Robotics and Intelligent Machines
Multicopters have a wide range of applications from surveillance to package delivery and medical support. Although growing in popularity, they are not used yet on an industrial scale for safety reasons. The goal of Safecopter is to develop a modular collision detection and avoidance system that would make flying a multicopter in autonomous or tele-operated mode completely safe and responsive to the changing environment. Integrating an array of time of flight 3D cameras, the algorithm uses coordinate transformations to convert the point clouds provided by each camera into one main one, creating a 360° snapshot of the environment within a six meter radius.
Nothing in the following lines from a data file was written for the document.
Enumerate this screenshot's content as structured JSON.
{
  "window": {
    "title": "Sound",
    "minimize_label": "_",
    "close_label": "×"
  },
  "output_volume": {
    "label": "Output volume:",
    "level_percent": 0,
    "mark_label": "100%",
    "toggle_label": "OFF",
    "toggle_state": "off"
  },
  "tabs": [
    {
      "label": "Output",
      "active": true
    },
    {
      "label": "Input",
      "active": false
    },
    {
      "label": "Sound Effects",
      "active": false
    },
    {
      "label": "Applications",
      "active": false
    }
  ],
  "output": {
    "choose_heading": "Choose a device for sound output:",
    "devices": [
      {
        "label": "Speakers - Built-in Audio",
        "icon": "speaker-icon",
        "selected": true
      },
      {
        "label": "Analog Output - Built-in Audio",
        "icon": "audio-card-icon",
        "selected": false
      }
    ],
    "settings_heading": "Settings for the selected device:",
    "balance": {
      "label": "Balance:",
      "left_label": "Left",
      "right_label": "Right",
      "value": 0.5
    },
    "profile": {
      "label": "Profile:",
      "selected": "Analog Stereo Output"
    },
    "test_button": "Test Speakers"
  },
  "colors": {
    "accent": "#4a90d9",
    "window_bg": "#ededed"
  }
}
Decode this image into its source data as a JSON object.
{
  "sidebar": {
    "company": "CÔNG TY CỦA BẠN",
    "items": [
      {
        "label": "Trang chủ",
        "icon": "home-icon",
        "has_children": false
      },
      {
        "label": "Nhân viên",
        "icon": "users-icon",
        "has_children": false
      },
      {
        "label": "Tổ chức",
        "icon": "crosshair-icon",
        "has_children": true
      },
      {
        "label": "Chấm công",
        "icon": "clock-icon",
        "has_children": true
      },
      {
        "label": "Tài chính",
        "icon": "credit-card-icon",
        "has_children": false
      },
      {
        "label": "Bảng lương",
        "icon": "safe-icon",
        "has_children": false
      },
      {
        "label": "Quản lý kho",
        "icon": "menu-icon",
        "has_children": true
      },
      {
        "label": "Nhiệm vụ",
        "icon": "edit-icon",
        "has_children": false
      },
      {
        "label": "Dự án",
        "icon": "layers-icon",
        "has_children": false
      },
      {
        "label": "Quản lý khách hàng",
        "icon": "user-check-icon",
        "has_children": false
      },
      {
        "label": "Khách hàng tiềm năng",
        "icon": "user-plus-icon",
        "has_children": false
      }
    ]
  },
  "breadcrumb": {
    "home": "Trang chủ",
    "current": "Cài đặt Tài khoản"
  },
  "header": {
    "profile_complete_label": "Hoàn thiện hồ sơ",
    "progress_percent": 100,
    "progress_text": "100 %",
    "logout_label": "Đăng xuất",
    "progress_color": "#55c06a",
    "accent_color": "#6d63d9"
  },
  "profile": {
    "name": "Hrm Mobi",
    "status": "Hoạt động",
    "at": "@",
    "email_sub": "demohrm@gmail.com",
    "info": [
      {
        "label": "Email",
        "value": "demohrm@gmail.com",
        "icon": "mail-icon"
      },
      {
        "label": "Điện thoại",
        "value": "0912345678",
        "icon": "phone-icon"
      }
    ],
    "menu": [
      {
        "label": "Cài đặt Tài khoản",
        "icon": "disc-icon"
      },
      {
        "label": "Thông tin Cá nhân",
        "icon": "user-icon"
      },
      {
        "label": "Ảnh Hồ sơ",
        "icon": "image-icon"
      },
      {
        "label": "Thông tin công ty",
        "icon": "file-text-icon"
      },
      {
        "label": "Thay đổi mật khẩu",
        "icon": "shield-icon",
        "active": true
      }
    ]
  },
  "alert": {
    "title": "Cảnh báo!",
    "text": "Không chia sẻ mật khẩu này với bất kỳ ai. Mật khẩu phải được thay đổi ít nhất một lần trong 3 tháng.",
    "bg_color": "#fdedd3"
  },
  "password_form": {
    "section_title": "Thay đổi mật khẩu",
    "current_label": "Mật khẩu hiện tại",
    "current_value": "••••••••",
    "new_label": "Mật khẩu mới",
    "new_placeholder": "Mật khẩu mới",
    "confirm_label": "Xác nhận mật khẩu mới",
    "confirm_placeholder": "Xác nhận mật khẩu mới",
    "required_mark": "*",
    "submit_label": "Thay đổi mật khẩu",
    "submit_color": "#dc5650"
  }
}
The challenge is to develop an algorithm fast enough to provide collision avoidance decisions in real time. Based on the research of multiple collision detection algorithms, the octree spatial partitioning system proved to be the most efficient. In comparison to the point cloud based algorithm, it was more than 320 times faster. Developed in C++, the algorithm was able to achieve this level of performance by organizing the data into tree-like hierarchies and performing binary operations. A key element of developing an advanced collision avoidance algorithm is the ability to simulate complex indoor and outdoor environments. Safecopter was modeled in 3D and, using the Gazebo physics simulator, different scenarios were tested, without running the risk of causing an expensive crash. Based on the testing performed, the system can reliably detect and avoid collisions in real time and route the multicopter to a collision free path in order to reach a specific motion goal.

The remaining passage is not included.